If I use Auth0 - I can do it because sub in the token is set to userId from Auth0.
But for Azure AD (my preferred OIDC provider) it’s not possible to get sub for the user because it’s unique for each Azure AD Application (the same user will have a different sub for different Application), and not possible to get using MS Graph API.
Is there any ‘workaround’ now (or potentially in the future) to add users/accounts related to Azure AD by API without having the sub?
Or the only way to do it (today and in the future) is to set the Azure AD OIDC authmethod as the primary authmethod, wait until the user will ‘authenticate’ for the first time, and then properly ‘manipulate’ user/account/group (what won’t be the best UX)?

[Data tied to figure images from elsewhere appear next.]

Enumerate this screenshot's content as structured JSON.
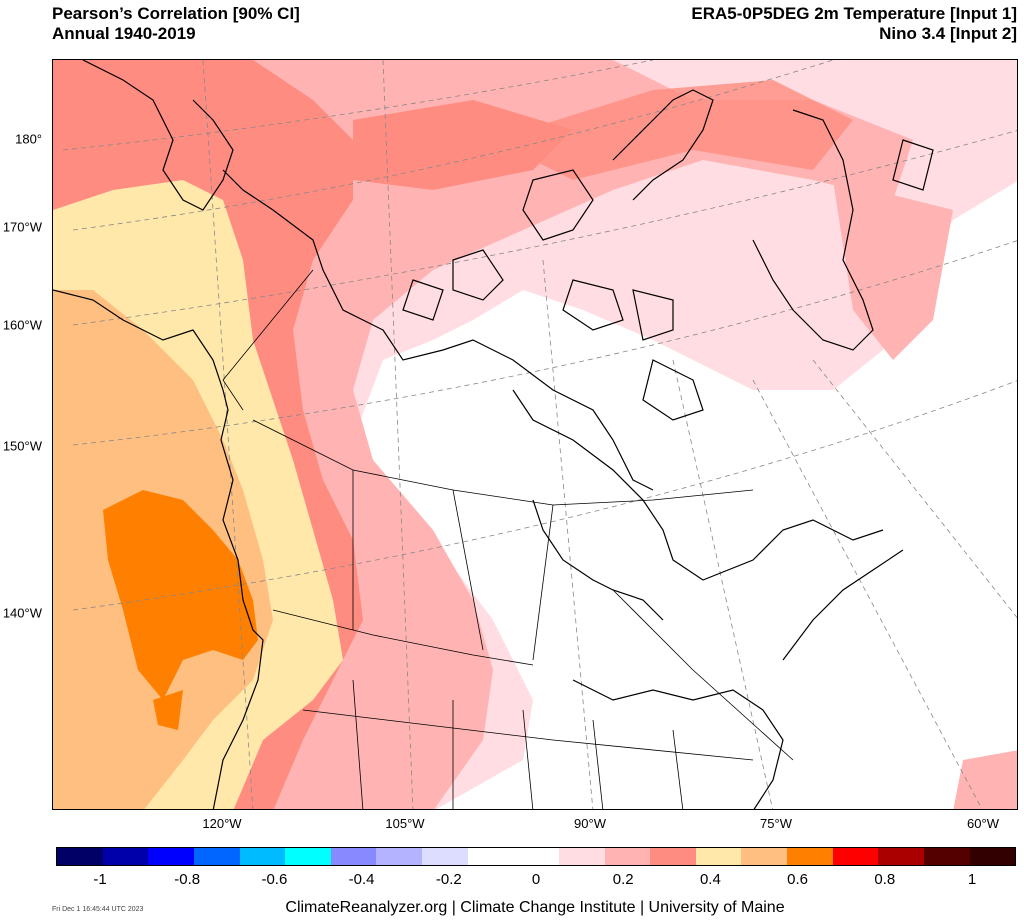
{
  "header": {
    "left_line1": "Pearson’s Correlation [90% CI]",
    "left_line2": "Annual 1940-2019",
    "right_line1": "ERA5-0P5DEG 2m Temperature [Input 1]",
    "right_line2": "Nino 3.4 [Input 2]"
  },
  "map": {
    "region": "North America (Canada / USA)",
    "projection": "polar stereographic",
    "lat_labels": [
      "180°",
      "170°W",
      "160°W",
      "150°W",
      "140°W"
    ],
    "lon_labels": [
      "120°W",
      "105°W",
      "90°W",
      "75°W",
      "60°W"
    ]
  },
  "colorbar": {
    "colors": [
      "#000066",
      "#0000aa",
      "#0000ff",
      "#0066ff",
      "#00bbff",
      "#00ffff",
      "#8888ff",
      "#b3b3ff",
      "#ddddff",
      "#ffffff",
      "#ffffff",
      "#ffdde2",
      "#ffb3b3",
      "#ff8c80",
      "#ffe8aa",
      "#ffbf80",
      "#ff8000",
      "#ff0000",
      "#aa0000",
      "#550000",
      "#330000"
    ],
    "tick_labels": [
      "-1",
      "-0.8",
      "-0.6",
      "-0.4",
      "-0.2",
      "0",
      "0.2",
      "0.4",
      "0.6",
      "0.8",
      "1"
    ]
  },
  "footer": {
    "timestamp": "Fri Dec  1 16:45:44 UTC 2023",
    "credit": "ClimateReanalyzer.org | Climate Change Institute | University of Maine"
  }
}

Good afternoon! Thank you for posting this question. You’re correct the current workflow is less than ideal and it’s something we want to address. For now, the only solution is the one you referenced: make the auth method the primary auth method.

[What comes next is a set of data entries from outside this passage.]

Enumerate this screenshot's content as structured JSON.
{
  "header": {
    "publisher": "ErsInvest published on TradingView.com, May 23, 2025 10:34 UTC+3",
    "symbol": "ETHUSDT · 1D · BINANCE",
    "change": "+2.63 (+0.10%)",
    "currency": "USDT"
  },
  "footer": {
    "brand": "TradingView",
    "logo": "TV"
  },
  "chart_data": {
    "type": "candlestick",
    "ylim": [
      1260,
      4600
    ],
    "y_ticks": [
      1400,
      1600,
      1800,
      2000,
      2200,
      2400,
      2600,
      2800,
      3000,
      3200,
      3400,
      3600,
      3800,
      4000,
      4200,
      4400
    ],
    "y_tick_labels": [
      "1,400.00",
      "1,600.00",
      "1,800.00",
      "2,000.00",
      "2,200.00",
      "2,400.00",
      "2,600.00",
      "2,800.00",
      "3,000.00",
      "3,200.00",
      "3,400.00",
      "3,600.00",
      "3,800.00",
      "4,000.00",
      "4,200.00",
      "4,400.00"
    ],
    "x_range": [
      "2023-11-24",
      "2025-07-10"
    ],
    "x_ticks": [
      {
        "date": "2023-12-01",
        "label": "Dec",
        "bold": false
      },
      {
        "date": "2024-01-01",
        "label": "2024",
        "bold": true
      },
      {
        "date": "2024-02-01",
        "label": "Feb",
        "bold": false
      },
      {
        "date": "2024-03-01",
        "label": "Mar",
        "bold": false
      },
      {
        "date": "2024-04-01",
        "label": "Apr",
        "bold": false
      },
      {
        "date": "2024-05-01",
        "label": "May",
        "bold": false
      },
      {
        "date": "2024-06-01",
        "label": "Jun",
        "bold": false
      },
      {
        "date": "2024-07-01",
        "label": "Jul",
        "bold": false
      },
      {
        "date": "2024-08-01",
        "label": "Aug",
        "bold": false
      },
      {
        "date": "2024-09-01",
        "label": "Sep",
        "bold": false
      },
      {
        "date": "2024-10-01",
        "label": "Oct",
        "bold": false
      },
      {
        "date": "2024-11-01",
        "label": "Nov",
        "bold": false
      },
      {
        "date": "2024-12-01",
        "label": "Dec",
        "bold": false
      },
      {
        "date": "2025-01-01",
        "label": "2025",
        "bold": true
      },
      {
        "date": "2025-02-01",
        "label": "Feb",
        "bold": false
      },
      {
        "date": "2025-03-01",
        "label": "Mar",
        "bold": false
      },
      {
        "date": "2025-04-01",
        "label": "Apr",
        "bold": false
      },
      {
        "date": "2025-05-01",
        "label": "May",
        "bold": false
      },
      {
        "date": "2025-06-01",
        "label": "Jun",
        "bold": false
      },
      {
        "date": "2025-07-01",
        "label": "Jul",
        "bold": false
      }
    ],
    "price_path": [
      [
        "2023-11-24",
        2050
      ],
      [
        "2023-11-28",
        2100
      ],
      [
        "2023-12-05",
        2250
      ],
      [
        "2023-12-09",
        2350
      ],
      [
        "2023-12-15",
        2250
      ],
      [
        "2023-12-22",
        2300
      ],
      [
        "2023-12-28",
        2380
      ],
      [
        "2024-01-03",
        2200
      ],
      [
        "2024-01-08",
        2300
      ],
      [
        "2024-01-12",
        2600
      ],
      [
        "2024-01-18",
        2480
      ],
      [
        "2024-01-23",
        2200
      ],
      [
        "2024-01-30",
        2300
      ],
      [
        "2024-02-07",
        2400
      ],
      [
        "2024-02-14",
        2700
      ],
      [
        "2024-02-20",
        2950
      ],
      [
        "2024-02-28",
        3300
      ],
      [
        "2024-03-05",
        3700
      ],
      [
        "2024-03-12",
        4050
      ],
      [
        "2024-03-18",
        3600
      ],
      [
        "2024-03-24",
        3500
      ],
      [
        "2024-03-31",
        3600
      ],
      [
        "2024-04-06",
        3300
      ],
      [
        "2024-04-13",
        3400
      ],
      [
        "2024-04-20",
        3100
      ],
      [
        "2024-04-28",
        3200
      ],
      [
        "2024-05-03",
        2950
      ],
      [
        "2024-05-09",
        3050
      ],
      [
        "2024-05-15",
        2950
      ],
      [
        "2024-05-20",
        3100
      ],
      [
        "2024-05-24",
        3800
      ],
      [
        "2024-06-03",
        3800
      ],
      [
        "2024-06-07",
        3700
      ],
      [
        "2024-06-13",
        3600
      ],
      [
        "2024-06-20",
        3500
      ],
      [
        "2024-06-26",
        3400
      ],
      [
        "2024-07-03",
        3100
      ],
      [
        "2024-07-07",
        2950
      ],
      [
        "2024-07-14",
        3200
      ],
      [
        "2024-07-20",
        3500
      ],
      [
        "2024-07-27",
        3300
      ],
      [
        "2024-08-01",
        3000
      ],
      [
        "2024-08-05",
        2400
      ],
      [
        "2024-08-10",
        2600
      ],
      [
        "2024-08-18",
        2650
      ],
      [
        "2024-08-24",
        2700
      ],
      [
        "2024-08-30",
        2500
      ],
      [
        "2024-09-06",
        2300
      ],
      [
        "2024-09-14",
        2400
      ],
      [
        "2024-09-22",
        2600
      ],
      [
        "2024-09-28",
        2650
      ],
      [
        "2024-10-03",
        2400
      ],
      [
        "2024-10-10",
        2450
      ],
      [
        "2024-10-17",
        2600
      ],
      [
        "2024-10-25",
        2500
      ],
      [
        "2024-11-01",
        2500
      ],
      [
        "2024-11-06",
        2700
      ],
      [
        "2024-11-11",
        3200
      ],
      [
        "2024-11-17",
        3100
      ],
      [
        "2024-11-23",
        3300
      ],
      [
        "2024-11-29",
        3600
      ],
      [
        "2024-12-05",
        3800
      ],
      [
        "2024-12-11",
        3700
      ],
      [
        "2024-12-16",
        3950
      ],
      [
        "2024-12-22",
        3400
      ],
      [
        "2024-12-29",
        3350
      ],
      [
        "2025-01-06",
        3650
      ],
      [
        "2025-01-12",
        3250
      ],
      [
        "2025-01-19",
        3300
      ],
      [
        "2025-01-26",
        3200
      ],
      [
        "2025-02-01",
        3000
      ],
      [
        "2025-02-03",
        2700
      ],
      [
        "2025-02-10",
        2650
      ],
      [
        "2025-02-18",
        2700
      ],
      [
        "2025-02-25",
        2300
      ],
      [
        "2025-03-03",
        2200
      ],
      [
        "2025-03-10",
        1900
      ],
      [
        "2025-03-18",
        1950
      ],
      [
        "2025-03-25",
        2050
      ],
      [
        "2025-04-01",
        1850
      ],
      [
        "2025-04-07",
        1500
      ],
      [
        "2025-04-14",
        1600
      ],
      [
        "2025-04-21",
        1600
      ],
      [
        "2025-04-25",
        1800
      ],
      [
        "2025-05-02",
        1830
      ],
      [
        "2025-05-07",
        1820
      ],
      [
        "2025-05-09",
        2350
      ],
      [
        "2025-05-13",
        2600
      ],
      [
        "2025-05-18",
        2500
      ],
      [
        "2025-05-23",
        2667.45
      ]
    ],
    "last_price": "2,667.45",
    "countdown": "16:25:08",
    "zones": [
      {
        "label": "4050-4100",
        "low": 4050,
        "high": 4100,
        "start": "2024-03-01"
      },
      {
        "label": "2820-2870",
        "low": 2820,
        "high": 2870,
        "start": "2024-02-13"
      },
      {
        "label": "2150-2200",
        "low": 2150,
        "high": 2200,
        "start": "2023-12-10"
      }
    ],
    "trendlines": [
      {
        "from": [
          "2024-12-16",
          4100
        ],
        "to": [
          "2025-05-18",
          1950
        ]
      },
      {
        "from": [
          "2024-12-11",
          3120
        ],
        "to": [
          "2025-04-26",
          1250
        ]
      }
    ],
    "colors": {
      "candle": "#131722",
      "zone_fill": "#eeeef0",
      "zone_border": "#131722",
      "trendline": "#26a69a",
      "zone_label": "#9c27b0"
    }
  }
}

That’s great it will be improved in the future.
Just curious, do you already know how it can be changed? I mean will the ‘subject’ be not required when creating an account (because as I wrote it’s not possible to get it from AAD)?
Also, is it worth creating an issue in the Boundary Github repo? To make it more visible to people looking for a solution there. Do you make any backlog prioritizing based on the issues created and ‘voted’ by people outside of boundary dev team?
There’s one more PR you may be interested in, which makes all OIDC Callback URLs deterministic. FYI, all of this will be included in the 0.2.1. release.
thank you!
I missed that because I was hacking the 0.2.0 version instead of the built one…
and yes, I’ve already seen change in callback URL pattern
All of that is making OIDC much simpler to set up.